Em protesto, Nelson Freire cancela concertos com a Orquestra Sinfônica Brasileira

Nelson Freire anunciou o cancelamento das apresentações que faria com a OSB — Orquestra Sinfônica Brasileira — , a qual passa por enorme imbroglio entre seus dirigentes e músicos. Freire, que se apresentou com a OSB pela primeira vez há 55 anos, desmarcou os dois concertos agendados para esta temporada — as apresentações seriam em agosto. A notícia repercutiu internacionalmente em sites especializados em música erudita, provando que a OSB tornou-se finalmente uma orquestra de importância mundial, como deseja seu regente titular e diretor artístico Roberto Minczuk.

O cancelamento deixa clara a contrariedade do pianista para com as atitudes da Fundação OSB e de seu regente titular e diretor artístico, Roberto Minczuk. Sempre discreto e elegante, Freire, um homem que é um monstro ao piano, que estuda e trabalha mais de seis horas por dia no instrumento e que poderia ter testado e cheirado até do avesso, manda um recado inequívoco: “Sou solidário aos músicos demitidos”.

Caras como o polêmico crítico inglês Norman Lebrecht comentaram o rumoroso caso que talvez possa ser resumido assim:

O regente titular e diretor artístico Roberto Minczuk — neste acúmulo de cargos mora um grande perigo, é o mesmo que dar poderes ilimitados a uma potencial estrela — resolveu realizar, assim de surpresa, provas de avaliação de desempenho.
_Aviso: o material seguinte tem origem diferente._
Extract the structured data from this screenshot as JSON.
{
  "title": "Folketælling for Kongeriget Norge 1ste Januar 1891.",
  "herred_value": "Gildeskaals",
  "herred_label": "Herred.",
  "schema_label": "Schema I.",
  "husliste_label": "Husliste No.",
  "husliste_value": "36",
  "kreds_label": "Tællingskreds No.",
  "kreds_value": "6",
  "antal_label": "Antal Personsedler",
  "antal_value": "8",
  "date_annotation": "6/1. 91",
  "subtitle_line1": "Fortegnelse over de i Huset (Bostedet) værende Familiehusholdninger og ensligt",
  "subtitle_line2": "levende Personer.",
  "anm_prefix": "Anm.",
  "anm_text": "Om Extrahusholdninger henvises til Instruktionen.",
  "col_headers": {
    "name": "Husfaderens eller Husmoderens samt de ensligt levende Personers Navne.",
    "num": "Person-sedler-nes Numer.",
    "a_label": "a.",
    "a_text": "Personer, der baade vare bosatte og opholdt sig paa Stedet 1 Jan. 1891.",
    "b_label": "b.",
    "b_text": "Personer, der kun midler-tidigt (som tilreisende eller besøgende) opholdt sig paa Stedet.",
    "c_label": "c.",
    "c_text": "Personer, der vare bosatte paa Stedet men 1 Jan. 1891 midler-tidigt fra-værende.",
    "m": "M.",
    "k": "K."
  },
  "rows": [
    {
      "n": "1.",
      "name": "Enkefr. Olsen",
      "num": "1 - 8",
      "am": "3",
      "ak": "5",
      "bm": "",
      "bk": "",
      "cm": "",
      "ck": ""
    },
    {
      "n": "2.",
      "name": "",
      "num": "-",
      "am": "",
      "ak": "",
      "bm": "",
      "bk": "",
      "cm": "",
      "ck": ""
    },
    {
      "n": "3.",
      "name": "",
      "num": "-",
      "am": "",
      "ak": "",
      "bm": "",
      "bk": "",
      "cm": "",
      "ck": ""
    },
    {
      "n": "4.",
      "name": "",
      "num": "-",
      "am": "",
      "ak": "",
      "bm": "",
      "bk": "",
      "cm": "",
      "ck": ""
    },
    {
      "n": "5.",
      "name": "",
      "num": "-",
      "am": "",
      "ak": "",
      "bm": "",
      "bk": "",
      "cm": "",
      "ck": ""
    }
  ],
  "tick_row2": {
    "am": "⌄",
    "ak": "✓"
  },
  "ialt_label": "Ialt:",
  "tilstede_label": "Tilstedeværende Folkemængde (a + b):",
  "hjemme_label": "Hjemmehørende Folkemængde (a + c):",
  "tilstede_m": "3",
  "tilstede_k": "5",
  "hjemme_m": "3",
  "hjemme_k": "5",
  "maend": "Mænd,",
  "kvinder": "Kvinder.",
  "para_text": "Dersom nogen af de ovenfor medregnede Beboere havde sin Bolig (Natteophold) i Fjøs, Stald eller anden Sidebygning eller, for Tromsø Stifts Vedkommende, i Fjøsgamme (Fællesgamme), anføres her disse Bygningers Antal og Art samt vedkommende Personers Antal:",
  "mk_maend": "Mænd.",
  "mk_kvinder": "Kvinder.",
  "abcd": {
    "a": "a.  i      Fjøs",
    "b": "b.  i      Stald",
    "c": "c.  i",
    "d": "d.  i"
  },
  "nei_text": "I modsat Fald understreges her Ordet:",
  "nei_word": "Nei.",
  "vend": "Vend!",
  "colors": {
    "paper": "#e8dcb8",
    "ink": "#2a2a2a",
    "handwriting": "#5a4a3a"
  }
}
A convocação aconteceu logo após o início da férias da orquestra e a ordem era que deviam prestar uma prova de avaliação do seu potencial artístico. É estranho, pois não há notícia de caso semelhante, nenhuma orquestra do mundo exige tal prova, pois a avaliação é diária. Mesmo as avaliações feitas na OSESP nos anos 90 foram realizadas de forma civilizada, de comum acordo e sem a espada da demissão sobre a cabeça de ninguém — quem era ruim ia para o time B tocar nos festins estaduais, quem era bom ficava no time e as vagas que sobrassem eram preenchidas por novos concursos. Era justo. Na OSESP, John Neschling sabia que tinha um grupo fraco e que precisava reforçá-lo. De forma clara, justa e conversada, montou a maior orquestra do país.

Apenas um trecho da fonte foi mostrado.